FSA secures new powers
CITY watchdog the Financial Services Authority (FSA)will have powers to claw back bank bonuses that breach globally agreed rules on remuneration and force hedge funds to provide data, a draft law published yesterday showed.
The draft law’s main provisions were announced during Wednesday’s Queen’s Speech and enforce pledges Britain and other members of the G20 group of leading countries made this year to apply new rules following the credit crunch.
“The bill we are introducing today is central to the government’s reform agenda that seeks to empower consumers and make sure that, in the future, taxpayers will not be called on to protect banks from the consequences of their actions,” said chancellor Alistair Darling.
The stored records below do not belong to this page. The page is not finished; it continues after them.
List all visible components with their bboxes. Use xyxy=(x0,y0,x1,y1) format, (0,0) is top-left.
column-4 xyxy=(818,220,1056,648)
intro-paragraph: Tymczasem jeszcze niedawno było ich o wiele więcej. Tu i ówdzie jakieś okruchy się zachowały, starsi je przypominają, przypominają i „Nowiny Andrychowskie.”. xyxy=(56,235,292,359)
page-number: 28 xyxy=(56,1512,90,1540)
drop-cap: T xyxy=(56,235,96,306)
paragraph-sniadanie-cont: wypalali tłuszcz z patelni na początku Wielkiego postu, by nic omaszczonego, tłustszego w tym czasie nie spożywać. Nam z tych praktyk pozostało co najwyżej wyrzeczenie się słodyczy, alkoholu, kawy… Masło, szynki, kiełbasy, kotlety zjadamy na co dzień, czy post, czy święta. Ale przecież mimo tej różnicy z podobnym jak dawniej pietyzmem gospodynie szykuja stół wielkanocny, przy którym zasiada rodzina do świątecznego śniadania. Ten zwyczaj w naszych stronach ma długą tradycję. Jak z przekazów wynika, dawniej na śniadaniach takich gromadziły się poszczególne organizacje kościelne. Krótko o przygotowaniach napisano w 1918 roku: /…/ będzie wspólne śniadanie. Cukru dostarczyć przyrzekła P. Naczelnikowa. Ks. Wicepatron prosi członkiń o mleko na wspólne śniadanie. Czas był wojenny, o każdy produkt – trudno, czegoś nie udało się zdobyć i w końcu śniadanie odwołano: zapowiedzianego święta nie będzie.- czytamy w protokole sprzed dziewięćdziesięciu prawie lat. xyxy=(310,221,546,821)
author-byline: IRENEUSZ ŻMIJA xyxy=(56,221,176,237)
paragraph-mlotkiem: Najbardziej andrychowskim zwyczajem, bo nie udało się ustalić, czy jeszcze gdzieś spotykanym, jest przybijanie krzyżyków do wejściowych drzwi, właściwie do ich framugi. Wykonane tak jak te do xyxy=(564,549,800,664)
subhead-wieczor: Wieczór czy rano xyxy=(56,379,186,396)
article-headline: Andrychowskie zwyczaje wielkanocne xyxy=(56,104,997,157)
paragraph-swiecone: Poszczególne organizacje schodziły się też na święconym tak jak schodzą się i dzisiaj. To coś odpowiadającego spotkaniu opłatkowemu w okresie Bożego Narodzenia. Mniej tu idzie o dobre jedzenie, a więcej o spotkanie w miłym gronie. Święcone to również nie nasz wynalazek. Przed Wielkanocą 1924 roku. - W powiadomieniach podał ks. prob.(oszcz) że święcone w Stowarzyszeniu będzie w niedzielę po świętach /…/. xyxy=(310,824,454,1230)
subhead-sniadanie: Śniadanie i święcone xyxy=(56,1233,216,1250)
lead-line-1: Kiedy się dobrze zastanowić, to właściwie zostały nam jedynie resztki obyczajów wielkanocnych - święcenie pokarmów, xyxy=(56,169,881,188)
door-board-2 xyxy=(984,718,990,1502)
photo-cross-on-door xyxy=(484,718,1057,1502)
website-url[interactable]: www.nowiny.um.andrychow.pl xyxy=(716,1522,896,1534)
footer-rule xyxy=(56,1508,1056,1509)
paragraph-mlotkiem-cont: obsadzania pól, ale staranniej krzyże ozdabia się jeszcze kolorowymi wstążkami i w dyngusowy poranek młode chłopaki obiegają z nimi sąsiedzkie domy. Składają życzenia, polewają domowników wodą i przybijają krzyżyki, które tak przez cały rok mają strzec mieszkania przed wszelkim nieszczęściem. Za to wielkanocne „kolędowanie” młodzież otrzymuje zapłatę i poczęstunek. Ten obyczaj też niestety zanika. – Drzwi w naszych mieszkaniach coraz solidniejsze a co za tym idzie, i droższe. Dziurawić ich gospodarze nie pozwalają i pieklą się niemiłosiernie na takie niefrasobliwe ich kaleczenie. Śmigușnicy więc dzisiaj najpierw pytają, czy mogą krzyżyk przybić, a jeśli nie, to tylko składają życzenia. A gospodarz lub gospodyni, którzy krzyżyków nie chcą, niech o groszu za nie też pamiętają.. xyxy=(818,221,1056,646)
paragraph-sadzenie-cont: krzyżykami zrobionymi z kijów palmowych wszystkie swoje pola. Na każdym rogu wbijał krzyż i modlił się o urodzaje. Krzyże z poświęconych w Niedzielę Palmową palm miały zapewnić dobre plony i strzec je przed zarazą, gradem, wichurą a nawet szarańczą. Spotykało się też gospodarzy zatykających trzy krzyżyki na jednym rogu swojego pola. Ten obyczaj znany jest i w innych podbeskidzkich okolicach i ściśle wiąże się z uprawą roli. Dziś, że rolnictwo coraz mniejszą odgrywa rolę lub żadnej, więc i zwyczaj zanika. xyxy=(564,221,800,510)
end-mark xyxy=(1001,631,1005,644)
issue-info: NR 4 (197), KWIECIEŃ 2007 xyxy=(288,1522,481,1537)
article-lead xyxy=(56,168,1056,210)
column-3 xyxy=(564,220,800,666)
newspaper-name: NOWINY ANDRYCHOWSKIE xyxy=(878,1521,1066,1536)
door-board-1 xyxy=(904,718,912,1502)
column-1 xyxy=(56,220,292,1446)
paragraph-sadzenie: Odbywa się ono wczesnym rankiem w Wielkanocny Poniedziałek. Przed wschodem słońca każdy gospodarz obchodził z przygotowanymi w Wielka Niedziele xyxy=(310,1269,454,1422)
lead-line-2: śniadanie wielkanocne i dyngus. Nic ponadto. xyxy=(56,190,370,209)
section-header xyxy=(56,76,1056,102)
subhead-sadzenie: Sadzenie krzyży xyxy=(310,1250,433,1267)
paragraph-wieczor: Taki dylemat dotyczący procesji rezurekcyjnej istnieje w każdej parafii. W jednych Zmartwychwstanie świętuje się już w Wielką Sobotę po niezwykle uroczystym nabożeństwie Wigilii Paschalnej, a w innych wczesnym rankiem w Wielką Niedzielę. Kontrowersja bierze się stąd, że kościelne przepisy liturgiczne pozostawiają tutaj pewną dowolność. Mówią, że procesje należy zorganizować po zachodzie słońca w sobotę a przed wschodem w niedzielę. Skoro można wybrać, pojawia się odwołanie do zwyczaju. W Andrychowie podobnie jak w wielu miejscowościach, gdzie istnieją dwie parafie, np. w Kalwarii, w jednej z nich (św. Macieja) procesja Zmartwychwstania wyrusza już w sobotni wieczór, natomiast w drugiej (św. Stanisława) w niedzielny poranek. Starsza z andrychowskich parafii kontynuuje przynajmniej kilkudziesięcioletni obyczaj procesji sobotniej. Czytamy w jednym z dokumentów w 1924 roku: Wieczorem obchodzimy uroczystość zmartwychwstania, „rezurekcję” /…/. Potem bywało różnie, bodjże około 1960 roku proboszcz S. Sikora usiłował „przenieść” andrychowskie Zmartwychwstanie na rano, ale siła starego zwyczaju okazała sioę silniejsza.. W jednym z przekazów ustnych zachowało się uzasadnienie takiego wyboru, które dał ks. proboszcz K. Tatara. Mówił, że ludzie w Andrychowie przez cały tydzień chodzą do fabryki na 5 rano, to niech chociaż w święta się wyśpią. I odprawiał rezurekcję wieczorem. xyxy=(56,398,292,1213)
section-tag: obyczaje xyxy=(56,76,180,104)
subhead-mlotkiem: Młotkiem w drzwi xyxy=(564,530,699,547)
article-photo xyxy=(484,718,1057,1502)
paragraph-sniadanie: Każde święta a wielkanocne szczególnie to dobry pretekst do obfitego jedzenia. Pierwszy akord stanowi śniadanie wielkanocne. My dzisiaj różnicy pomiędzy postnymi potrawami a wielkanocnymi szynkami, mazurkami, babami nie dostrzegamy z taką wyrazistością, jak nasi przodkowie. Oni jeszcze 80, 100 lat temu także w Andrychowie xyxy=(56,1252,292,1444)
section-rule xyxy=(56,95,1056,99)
The FSA will have “information gathering powers extended to non-regulated firms, including hedge funds, where information is relevant to financial stability”, the draft law says. Hedge fund managers are already required to register and provide data. The European Union is adopting a law with similar provisions.
The FSA will have a new, explicit objective of helping to ensure financial stability, giving it a bigger role in monitoring and assessing risk that could destabilise the broader financial system – a supervisory gap the credit crunch highlighted in many countries.
“The measures in the bill, particularly under the proposed financial stability objective, will give the FSA more powers to carry out its remit from parliament in a more effective manner,” an FSA spokesman said.
The Conservative Party has said it wants to abolish the FSA, saying its tripartite supervision of banks with the Bank of England and Treasury has failed.